Таких ворот перевидывал Никита за жизнь не одну, надо думать, тысячу: воинская часть как воинская часть, но зрелище, открывшееся ему потом, когда, узнанные и пропущенные, оказались они на территории кнопочки, зрелище это могло, конечно, не только поразить неожиданностью (Мэри понимала это сейчас слишком отчетливо), но и вызвать своей неестественностью, фиктивностью чувство эдакой презрительной гадливости, особенно если учесть, что предстало перед взглядом весьма уже раздраженным. Парк культуры и отдыха районного масштаба - вот как выглядела кнопочка изнутри: мертвые по случаю ночной поры, дежурными лампочками только подсвеченные, торчали среди редких сосен и американские горы, и качели-карусели, и колесо обозрения, и парашютная вышка, и раковина эстрадки, и все такое прочее, что еще положено иметь парку культуры и отдыха районного масштаба.
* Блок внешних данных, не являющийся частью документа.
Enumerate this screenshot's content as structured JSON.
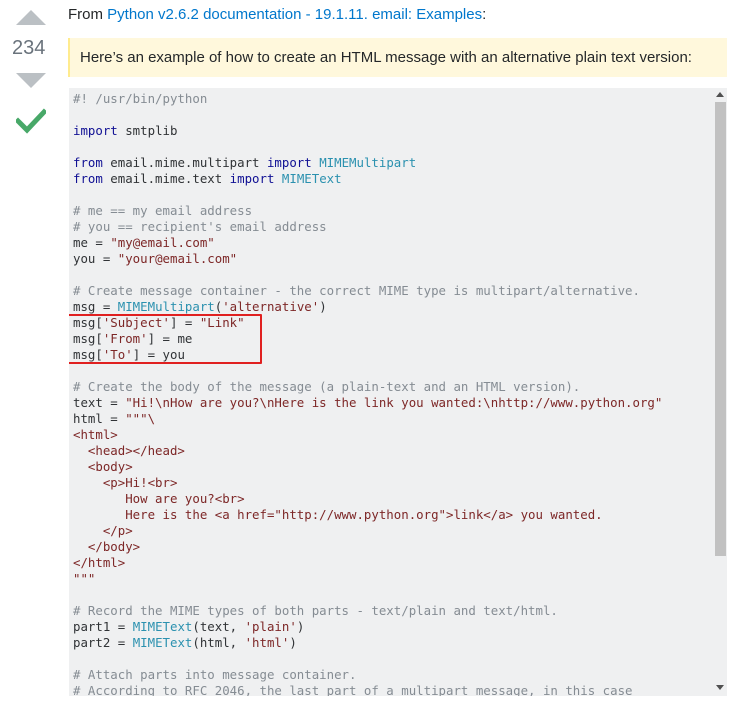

Генерал сказал пару слов на ухо дежурному офицеру (в штатском), тот что-то там не то нажал, не то переключил, вспыхнул и замигал над воротами транспарант "Боевая тревога!" и одновременно вспыхнули, замигали, запереливались разными цветами многочисленные лампочки аттракционов, заорала искаженная "колоколом" эстрадная музыка и неизвестно откуда, словно прямо из-под земли, выскочила не одна сотня молодых парней и девиц, одетых тоже в штатское и относительно разнообразно, выскочила, стала на мгновение в строй и тут же, подчинясь неслышной от ворот команде, рассыпалась по аллейкам, эстрадкам и аттракционам. Молодые люди развлекались, веселились и целовались в кустах старательно, изо всех сил, что создавало впечатление натужности, но довольный Обернибесов натужности не замечал, а смотрел на эту, в сущности, жутковатую катавасию с гордостью и пояснял Никите: маскировочка, пацан, сам понимаешь. Чтобы американцы чего не подумали. Балдеешь? То-то, пацан! Сам все сочинил!
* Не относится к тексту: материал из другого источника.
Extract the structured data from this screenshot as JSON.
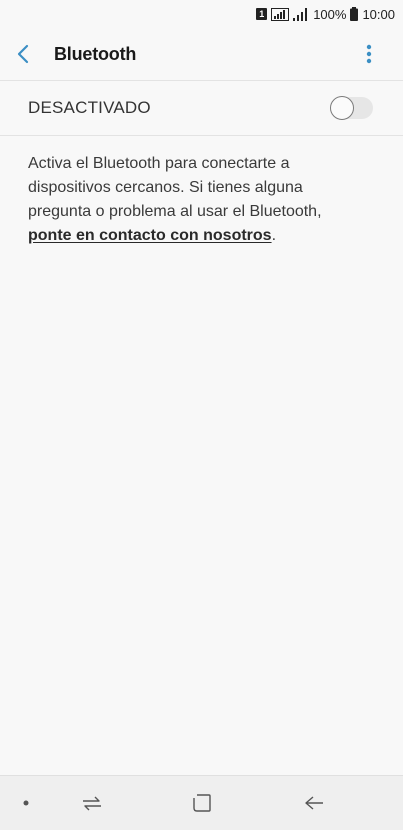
{
  "status_bar": {
    "sim": "1",
    "battery": "100%",
    "time": "10:00"
  },
  "header": {
    "title": "Bluetooth"
  },
  "bluetooth_toggle": {
    "label": "DESACTIVADO",
    "enabled": false
  },
  "description": {
    "text": "Activa el Bluetooth para conectarte a dispositivos cercanos. Si tienes alguna pregunta o problema al usar el Bluetooth, ",
    "link": "ponte en contacto con nosotros",
    "suffix": "."
  },
  "colors": {
    "accent": "#3b8fc4",
    "background": "#f8f8f8",
    "nav_background": "#efefef"
  },
  "icons": {
    "back": "chevron-left-icon",
    "more": "more-vertical-icon",
    "nav_dot": "nav-dot-icon",
    "nav_recents": "recents-icon",
    "nav_home": "home-icon",
    "nav_back": "nav-back-icon"
  }
}
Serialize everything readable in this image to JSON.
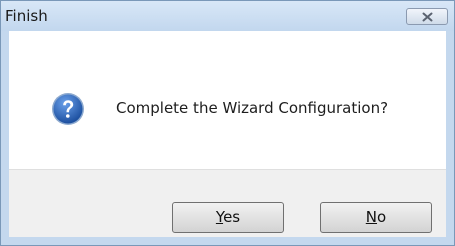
{
  "window": {
    "title": "Finish"
  },
  "message": {
    "text": "Complete the Wizard Configuration?",
    "icon": "question-icon"
  },
  "buttons": {
    "yes": {
      "mnemonic": "Y",
      "rest": "es"
    },
    "no": {
      "mnemonic": "N",
      "rest": "o"
    }
  },
  "colors": {
    "titlebar": "#c4d8ee",
    "button_area": "#f0f0f0",
    "icon": "#2a5fb8"
  }
}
Потом генерал повел их в комнату смеха, и они, издевательски отражаясь то в тех, то в других кривых зеркалах, все шагали и шагали под уклон по замысловатому лабиринту, пока наконец зеркала не исчезли мало-помалу со ставших цементированными и сырыми стен, и уже в многочисленных коридорных коленах все чаще стали попадаться солдаты и офицеры, одетые по форме, и, приветствуя неожиданных гостей, вытягивались с такими невозмутимо-приветливыми рожами, что мерцающая в распахе генераловой курточки люминесцентная надпись приобретала смысл комментария к происходящему.
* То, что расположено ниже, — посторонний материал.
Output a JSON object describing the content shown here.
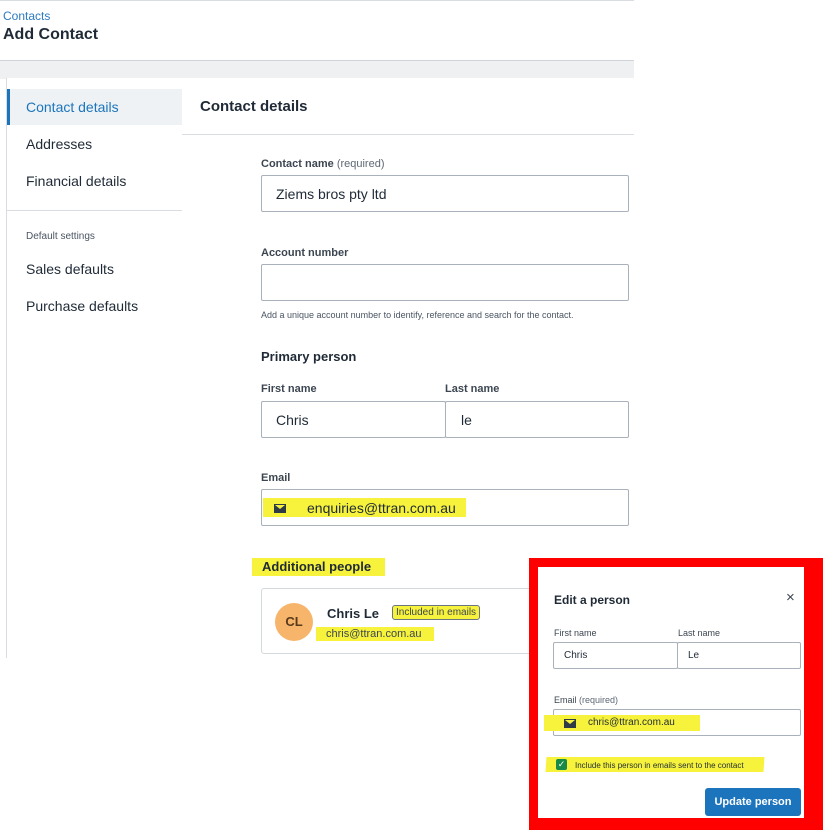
{
  "header": {
    "breadcrumb": "Contacts",
    "title": "Add Contact"
  },
  "sidebar": {
    "items": [
      {
        "label": "Contact details",
        "active": true
      },
      {
        "label": "Addresses"
      },
      {
        "label": "Financial details"
      }
    ],
    "section_label": "Default settings",
    "settings_items": [
      {
        "label": "Sales defaults"
      },
      {
        "label": "Purchase defaults"
      }
    ]
  },
  "main": {
    "title": "Contact details",
    "contact_name": {
      "label": "Contact name",
      "required": "(required)",
      "value": "Ziems bros pty ltd"
    },
    "account_number": {
      "label": "Account number",
      "value": "",
      "hint": "Add a unique account number to identify, reference and search for the contact."
    },
    "primary_person": {
      "title": "Primary person",
      "first_name_label": "First name",
      "first_name": "Chris",
      "last_name_label": "Last name",
      "last_name": "le"
    },
    "email": {
      "label": "Email",
      "value": "enquiries@ttran.com.au",
      "icon": "envelope-icon"
    },
    "additional_people": {
      "title": "Additional people",
      "people": [
        {
          "initials": "CL",
          "name": "Chris Le",
          "tag": "Included in emails",
          "email": "chris@ttran.com.au"
        }
      ]
    }
  },
  "modal": {
    "title": "Edit a person",
    "close": "×",
    "first_name_label": "First name",
    "first_name": "Chris",
    "last_name_label": "Last name",
    "last_name": "Le",
    "email_label": "Email",
    "email_required": "(required)",
    "email": "chris@ttran.com.au",
    "checkbox_label": "Include this person in emails sent to the contact",
    "checkbox_checked": true,
    "submit_label": "Update person"
  },
  "colors": {
    "accent": "#1c75bc",
    "highlight": "#f7f33c",
    "frame": "#ff0000",
    "check": "#168a46",
    "avatar": "#f7b56b"
  }
}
Сама кнопочка была огромной красного цвета кнопищею, напоминающей грибок для штопки носков. Мэри видела ее раз сто, Никита же стоял завороженный, не отрывая очей. Что? вот так вот просто нажать - и все? словно бы спрашивал выразительный его взгляд, и генерал ответил: ничего, пацан, не боись! Не идиоты! Тут знаешь, пацан, какая механика хитрая?! Чтобы эта сработала, кивнул на кнопочку, надо предварительно еще пять нажать: в Генштабе, в Кремле, на Старой площади и еще в двух местах. Но про те места, пацан, знать тебе не положено, да я, честно, и сам про них ни хера не знаю. Ав-то-бло-ки-ро-воч-ка!
Никита, словно в трансе каком, словно под гипнозом, лунатик словно, потянулся кнопочке нажать-попробовать, но генерал, хоть и пьяненький, среагировал на раз, остановил, спокойно, пацан, спокойно! У нас тут на днях пара транзисторов импортных вылетела, заменить не на что, так ребята пока напрямую провода скрутили. Нажмешь ненароком - и бах! и, сообщнически подмигнув Мэри, генерал ударил вприсядку, подпевая намеренно тоненьким, под бабу, голоском: с неба звездочка упала = прямо милому в штаны. = Что б угодно оторвала, = лишь бы не было войны! Дежурящий у пульта полковник невозмутимо наблюдал за перипетиями сцены.